We just need strong leadership to recognize the humanity on both sides — that people are grieving in the Muslim community and the Jewish community and that we’re going to get through this together. Right now, there’s a lot of divisive language, and it’s not helping.

Burns: I know you said you didn’t watch the president’s speech last night. I thought that there was a section of his speech where he did exactly what you’re talking about, and it was quite effective. And I also wonder what kind of difference it would have made if it had happened 11 days earlier.

Islam Parkes: I’ll speak to that. Muslim civic engagement has increased over the past 20 years, significantly, since post-9/11. Post-9/11, a lot of Muslims went into hiding, changed their names, hid their face. But now we feel like we’re part of the American political process. There’s over 60,000 registered Muslims in Georgia, and thousands of them organized, knocked on doors, made phone calls, voted for this president because we felt like this was an administration that respected our community and respected our input. And I think at the beginning of this, we were taken aback — it felt more one-sided from the beginning. It would have helped if the president had made it clear that this wasn’t Palestinians versus Israelis; this was very much a barbaric terrorist attack from Hamas.

Recognizing the humanity in the Gaza Strip would have gone a long way. I know that he’s trying to address that now, and I appreciate that and he should. But I think our emotions are very raw. People are very emotional right now. And he needs to continue to do that and keep reaching out to us in that manner.

Burns: Can I ask you — you’re Muslim American, you’re not Palestinian and you’re not Arab American. How much do you feel like this is a political moment that you want to be a part of, and how much do you feel like it’s actually something that because of certain cultural norms and expectations, you’re forced to be in?

Islam Parkes: In the past five years, I have felt a Muslim community starting to feel more a part of this American political process. We’re running for office. There’s a lot of firsts everywhere — people getting elected, whether it’s Congress or the legislature or school board.

We’re proud of those achievements, and this is a moment where we have harnessed political power and we need to use it. We need to use it so that our communities don’t feel like they have to go back into hiding. In fact, we’re leaning into it. And as a Muslim American elected official, as the first Muslim woman in the State Senate in the state of Georgia, I carry that on my back, right? That I have to be present and vocal and continue to make sure that our voices are heard, so that we’re not marginalized moving forward in the way that we were 20 years ago.

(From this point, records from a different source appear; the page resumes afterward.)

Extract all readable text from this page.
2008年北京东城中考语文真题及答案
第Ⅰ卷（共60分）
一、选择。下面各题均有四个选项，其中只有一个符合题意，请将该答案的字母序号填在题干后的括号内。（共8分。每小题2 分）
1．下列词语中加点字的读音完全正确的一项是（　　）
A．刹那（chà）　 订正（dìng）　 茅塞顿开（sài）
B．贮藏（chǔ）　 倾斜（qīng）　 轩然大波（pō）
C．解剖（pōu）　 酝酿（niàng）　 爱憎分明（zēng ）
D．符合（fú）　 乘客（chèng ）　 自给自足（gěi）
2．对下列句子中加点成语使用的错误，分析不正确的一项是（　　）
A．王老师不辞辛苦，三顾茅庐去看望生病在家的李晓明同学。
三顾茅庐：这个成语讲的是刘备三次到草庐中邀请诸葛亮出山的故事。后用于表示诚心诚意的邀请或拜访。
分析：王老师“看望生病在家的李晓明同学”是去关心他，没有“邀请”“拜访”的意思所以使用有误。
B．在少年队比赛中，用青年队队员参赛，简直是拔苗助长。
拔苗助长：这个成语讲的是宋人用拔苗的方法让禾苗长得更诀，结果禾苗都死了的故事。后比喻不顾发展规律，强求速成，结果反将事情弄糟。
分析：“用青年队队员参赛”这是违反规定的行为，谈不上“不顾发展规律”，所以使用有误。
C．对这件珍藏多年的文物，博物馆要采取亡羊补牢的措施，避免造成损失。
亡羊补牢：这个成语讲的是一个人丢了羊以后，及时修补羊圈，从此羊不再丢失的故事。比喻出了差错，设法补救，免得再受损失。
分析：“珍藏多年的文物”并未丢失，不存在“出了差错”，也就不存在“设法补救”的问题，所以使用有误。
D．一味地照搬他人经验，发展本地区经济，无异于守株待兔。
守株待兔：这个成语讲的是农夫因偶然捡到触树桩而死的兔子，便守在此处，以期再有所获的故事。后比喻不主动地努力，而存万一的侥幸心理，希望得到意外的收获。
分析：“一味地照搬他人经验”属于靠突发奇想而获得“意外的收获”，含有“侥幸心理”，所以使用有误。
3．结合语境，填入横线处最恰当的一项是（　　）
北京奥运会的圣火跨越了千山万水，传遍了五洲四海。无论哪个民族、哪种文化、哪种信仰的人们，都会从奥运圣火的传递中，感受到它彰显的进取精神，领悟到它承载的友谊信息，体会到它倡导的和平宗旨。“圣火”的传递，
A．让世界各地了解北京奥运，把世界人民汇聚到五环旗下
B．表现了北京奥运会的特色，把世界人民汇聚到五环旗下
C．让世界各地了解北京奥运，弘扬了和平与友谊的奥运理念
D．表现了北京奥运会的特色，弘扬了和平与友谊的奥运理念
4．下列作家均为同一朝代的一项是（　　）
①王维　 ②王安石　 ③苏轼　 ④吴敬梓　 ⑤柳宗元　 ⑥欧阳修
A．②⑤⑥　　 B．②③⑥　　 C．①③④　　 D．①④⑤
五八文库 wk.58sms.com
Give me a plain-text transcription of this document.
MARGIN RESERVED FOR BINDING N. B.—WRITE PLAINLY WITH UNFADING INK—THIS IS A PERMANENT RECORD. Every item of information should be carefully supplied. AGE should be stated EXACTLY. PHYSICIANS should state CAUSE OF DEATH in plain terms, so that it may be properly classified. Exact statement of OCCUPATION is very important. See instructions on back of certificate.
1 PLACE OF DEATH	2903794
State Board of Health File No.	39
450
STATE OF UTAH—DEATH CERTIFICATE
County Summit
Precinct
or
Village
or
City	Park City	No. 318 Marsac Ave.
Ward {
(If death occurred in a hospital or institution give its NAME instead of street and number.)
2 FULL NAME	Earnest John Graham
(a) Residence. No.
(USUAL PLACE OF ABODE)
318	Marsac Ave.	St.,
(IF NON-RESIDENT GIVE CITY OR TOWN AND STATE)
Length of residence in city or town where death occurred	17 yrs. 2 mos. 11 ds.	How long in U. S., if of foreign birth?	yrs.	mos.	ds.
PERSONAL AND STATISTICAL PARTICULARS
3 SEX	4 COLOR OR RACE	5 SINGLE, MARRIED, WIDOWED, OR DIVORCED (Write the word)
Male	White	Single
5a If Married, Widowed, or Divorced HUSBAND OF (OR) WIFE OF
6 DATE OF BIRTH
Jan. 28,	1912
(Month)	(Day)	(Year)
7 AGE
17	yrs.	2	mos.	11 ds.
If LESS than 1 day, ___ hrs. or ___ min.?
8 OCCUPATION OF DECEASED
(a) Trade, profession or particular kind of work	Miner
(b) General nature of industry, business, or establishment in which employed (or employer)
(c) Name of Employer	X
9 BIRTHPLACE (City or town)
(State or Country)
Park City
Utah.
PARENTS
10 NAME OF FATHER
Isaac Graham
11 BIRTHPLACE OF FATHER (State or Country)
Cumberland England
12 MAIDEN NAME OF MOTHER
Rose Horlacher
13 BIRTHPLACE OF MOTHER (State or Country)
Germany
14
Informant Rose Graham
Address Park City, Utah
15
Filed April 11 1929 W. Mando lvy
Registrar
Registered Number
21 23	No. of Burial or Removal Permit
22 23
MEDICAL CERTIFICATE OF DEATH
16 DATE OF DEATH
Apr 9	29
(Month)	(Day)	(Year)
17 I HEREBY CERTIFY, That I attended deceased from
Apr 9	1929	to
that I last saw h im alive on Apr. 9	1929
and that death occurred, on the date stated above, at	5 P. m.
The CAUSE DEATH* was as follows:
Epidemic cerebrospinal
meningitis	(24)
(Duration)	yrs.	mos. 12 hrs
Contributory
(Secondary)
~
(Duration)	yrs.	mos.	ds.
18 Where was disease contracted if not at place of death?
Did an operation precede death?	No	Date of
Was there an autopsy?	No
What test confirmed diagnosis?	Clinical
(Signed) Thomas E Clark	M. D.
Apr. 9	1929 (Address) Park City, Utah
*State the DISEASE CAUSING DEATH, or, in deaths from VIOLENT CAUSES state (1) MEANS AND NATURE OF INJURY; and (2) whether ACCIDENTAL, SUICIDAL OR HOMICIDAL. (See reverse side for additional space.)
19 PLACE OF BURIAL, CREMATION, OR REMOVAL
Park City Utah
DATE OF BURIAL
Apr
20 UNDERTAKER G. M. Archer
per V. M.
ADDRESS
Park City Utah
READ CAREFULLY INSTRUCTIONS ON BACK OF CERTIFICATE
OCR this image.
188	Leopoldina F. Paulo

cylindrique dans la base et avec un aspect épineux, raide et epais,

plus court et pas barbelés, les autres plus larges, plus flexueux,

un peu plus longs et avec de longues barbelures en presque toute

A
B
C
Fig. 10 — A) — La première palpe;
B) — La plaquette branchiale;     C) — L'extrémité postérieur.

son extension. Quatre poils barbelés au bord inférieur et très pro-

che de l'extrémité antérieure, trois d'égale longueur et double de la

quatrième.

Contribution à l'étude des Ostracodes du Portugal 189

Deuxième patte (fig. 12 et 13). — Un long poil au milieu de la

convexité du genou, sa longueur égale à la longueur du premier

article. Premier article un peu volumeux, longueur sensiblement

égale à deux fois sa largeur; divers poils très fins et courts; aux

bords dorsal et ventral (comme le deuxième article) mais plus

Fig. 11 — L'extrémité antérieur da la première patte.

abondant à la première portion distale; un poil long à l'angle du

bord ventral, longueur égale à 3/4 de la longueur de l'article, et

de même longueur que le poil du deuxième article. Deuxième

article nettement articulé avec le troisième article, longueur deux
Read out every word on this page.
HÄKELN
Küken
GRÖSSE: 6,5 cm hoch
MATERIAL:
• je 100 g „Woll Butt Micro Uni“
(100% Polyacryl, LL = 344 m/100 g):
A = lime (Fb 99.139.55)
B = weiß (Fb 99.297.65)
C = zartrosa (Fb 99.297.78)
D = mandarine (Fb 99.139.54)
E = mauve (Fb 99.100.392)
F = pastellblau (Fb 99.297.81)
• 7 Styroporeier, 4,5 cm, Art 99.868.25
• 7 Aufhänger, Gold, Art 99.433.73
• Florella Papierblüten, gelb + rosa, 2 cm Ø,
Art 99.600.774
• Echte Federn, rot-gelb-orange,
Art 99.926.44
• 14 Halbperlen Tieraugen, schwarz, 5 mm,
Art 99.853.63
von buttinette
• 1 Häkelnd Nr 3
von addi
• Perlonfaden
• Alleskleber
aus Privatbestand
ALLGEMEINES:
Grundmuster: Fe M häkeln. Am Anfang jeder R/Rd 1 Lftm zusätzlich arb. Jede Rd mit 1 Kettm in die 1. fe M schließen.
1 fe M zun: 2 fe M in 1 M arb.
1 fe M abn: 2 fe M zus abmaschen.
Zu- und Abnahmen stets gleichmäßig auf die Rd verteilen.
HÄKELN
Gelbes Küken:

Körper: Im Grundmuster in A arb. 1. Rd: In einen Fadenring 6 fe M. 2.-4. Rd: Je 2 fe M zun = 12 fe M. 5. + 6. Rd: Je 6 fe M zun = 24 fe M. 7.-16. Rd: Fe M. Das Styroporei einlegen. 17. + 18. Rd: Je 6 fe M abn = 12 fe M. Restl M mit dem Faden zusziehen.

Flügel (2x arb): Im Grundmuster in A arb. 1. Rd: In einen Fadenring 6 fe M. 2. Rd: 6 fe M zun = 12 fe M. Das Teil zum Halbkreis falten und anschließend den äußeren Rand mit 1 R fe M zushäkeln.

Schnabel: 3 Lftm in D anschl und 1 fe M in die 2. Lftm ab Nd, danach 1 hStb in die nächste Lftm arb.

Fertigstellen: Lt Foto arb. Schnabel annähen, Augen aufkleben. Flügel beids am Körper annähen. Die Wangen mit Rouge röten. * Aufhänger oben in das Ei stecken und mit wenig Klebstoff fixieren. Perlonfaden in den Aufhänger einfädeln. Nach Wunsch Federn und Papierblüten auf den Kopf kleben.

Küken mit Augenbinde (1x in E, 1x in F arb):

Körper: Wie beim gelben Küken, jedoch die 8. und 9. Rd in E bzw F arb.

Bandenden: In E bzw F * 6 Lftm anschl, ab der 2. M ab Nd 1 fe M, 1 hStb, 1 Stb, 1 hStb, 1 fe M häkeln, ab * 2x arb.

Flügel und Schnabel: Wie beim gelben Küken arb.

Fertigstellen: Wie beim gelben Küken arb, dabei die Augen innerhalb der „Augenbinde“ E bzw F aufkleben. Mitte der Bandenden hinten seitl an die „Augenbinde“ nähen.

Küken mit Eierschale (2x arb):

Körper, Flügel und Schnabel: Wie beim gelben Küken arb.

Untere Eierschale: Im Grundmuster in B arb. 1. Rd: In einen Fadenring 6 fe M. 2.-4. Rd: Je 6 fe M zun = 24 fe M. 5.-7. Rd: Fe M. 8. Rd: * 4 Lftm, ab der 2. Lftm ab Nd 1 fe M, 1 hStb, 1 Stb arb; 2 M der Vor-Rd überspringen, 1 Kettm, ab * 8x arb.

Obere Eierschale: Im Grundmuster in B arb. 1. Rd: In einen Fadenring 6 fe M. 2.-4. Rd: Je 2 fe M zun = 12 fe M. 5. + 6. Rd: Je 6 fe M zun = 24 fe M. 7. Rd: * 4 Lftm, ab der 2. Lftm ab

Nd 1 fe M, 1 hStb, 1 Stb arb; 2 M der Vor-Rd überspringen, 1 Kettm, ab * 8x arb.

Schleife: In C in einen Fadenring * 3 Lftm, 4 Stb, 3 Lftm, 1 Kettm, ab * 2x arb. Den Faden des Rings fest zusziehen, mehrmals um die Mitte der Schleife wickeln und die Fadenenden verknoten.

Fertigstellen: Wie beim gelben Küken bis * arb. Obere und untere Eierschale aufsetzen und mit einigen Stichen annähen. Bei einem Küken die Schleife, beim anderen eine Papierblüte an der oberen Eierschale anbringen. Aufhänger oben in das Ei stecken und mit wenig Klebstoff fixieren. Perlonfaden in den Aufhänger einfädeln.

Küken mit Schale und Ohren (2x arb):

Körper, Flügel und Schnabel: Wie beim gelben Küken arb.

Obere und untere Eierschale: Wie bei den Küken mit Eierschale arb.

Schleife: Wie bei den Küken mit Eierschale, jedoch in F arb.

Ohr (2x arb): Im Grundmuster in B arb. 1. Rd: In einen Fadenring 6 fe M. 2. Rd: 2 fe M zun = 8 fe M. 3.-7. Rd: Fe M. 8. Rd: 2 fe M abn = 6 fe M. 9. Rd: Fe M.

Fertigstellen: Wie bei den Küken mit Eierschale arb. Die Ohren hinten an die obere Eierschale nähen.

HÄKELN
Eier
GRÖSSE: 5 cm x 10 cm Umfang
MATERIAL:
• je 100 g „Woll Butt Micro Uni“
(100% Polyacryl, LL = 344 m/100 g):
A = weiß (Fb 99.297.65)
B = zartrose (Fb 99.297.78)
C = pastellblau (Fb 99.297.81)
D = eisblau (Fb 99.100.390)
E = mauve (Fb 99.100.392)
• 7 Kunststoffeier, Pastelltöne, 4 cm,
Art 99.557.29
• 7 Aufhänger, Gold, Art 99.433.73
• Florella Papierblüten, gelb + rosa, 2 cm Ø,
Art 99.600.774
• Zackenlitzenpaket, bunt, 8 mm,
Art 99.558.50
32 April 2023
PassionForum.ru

Burns: It was a small but significant group of Muslim American candidates who were elected for the first time in 2022 in a number of states, and I wonder — is there any kind of conversation among elected officials about navigating the dynamics you’re talking about?

Islam Parkes: You mean naturally or just locally?

Burns: Either.

Islam Parkes: I think we’re all evaluating how to talk about this, respective to our communities. We all live in different parts of this country, and we’re trying to figure out the best ways to engage in this conversation. We don’t want our Jewish friends to feel isolated. We don’t want our Muslim friends to feel isolated. We’re all grieving and we should be grieving together. On my end, I want to be a coalition builder and to let everyone know we’re in this together, that we all want peace, that we don’t want more civilians dying. We’re friends, we’re neighbors, we’re colleagues. And at the end of the day, we are all Americans, grieving and trying to find a better way.